The state's Joint Ethics Commission passed a measure that would redefine PR pros as lobbyists this week. It might be well intentioned, but it's unrealistic and unenforceable.

"NYC-Skyline-1" by Taken by Shmuel Spiegelman using a Canon 10D via Wikimedia Commons

New York’s state government has an ethics problem, but it isn’t PR.

In the past two months, former Assembly Speaker Sheldon Silver and former State Senate Leader Dean Skelos have both been convicted on corruption charges. Former Governor David Patterson faced various accusations of ethics violations. And his predecessor, Eliot Spitzer stepped down after revelations that he hired prostitutes came to light.

Yet none of these people were political consultants, nor agency staffers working on public affairs issues in the offices, cloakrooms, and bars of Albany. So it was curious that the state’s Joint Commission on Public Ethics made PR consultants who work with public officials or candidates the target of a controversial measure that would require them to register as lobbyists with the state.

The Joint Commission voted in a landslide this week to approve a measure that would reclassify PR consultants reaching out to media outlets to try to get their client’s message in an editorial as "lobbying activity." But calling an apple an orange doesn’t make it one.

The Commission’s stance is short-sighted both on practical and ideological grounds. For one, it doesn’t consider the role of journalists. Sure, a reporter or editor might agree to write exactly what a communications consultant wants, in exactly the language he or she wants it, but that’s not likely to be the case. Journalists may be overworked and shrinking in numbers, but their bullshit meters still work well.

Forcing consultants to file their interactions with reporters like expense reports will have a chilling effect on the relationship between journalists and PR pros for another reason: confidentiality. Aides to public officials rely on journalists to protect their identities, or to keep some information entirely off the record. Asking them to confirm on an official document when they talked to a journalist will only turn off the spigot of information reaching the public.

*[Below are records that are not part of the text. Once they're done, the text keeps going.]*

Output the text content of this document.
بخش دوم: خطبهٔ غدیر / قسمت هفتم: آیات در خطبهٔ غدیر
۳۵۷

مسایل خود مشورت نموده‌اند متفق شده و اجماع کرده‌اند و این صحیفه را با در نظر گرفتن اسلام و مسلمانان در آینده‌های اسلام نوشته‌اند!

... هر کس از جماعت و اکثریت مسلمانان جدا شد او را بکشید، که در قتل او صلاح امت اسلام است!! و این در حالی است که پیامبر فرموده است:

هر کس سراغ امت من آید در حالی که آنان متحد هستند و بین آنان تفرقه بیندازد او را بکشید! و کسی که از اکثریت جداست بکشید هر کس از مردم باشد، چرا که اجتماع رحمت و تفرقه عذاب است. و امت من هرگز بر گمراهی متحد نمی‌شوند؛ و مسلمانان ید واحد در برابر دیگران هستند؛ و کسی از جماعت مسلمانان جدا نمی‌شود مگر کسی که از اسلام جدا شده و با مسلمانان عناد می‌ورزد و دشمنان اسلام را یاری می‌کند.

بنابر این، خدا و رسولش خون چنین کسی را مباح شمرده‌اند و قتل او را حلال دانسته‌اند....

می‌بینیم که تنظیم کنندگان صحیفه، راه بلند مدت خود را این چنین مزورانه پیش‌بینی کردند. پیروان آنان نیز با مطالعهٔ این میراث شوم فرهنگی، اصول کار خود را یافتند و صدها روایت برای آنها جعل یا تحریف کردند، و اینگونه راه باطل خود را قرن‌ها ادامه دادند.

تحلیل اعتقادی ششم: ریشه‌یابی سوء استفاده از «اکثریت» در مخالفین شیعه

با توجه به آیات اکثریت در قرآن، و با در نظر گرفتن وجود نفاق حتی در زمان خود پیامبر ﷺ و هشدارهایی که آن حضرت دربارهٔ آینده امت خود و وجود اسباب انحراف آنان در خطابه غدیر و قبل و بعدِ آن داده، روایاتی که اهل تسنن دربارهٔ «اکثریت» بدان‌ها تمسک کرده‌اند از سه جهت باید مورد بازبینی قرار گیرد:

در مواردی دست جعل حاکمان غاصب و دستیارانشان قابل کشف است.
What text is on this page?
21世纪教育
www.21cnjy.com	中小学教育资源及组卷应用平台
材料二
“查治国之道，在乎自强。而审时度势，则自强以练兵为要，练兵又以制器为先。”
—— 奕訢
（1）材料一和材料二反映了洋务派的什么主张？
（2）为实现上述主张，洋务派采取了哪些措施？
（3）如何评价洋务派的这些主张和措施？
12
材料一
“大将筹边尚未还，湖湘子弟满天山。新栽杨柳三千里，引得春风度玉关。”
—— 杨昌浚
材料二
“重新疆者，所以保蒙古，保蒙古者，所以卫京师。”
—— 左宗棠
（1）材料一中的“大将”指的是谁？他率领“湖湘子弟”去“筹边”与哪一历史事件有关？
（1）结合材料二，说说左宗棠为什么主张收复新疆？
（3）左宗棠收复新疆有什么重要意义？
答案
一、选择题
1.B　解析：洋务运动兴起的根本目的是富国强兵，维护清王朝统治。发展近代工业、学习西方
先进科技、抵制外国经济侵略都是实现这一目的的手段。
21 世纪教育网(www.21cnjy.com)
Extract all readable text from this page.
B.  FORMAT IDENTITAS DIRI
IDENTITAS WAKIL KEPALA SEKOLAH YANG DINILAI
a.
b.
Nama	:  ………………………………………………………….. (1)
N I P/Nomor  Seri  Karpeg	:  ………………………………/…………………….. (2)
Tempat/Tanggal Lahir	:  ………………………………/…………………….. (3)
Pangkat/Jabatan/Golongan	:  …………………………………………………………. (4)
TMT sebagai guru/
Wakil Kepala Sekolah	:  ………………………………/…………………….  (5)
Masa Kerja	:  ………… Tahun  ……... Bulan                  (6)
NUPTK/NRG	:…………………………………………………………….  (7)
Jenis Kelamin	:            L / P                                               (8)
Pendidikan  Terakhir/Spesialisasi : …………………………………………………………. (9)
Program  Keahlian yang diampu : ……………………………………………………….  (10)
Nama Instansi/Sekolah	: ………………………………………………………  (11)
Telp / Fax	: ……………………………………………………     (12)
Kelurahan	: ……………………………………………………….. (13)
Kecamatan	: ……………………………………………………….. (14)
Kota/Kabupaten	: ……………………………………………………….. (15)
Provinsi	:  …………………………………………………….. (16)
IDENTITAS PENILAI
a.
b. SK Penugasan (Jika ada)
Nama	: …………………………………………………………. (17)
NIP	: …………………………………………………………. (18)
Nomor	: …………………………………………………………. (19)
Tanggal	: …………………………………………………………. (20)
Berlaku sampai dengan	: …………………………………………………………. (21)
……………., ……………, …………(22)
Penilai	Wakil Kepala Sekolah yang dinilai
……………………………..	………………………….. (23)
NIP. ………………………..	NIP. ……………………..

And that’s something everyone, no matter what side of the aisle, can agree is bad. 

(The New York Times noted the commission appeared willing to step back and apply the measure only to consultants pitching editorial boards. That’s a half measure from the print media age, when opinions were restricted to only a few voices at a media outlet and editorials had outsized influence).

And passing a measure like this is one thing; enforcing it is another. Good luck with that.

Give the commission credit for one thing: it’s pulled off the daunting task of uniting PR pros and journalists – dogs and cats living together – on the same issue, not to mention civil liberties groups.

Good thing the measure passed by the Joint Commission is an advisory opinion, and one that the governor’s office and legal experts have a skeptical view of. There are concrete steps state officials can take to reduce corruption, but this isn’t one of them.

Frank Washkuch is news editor at PRWeek.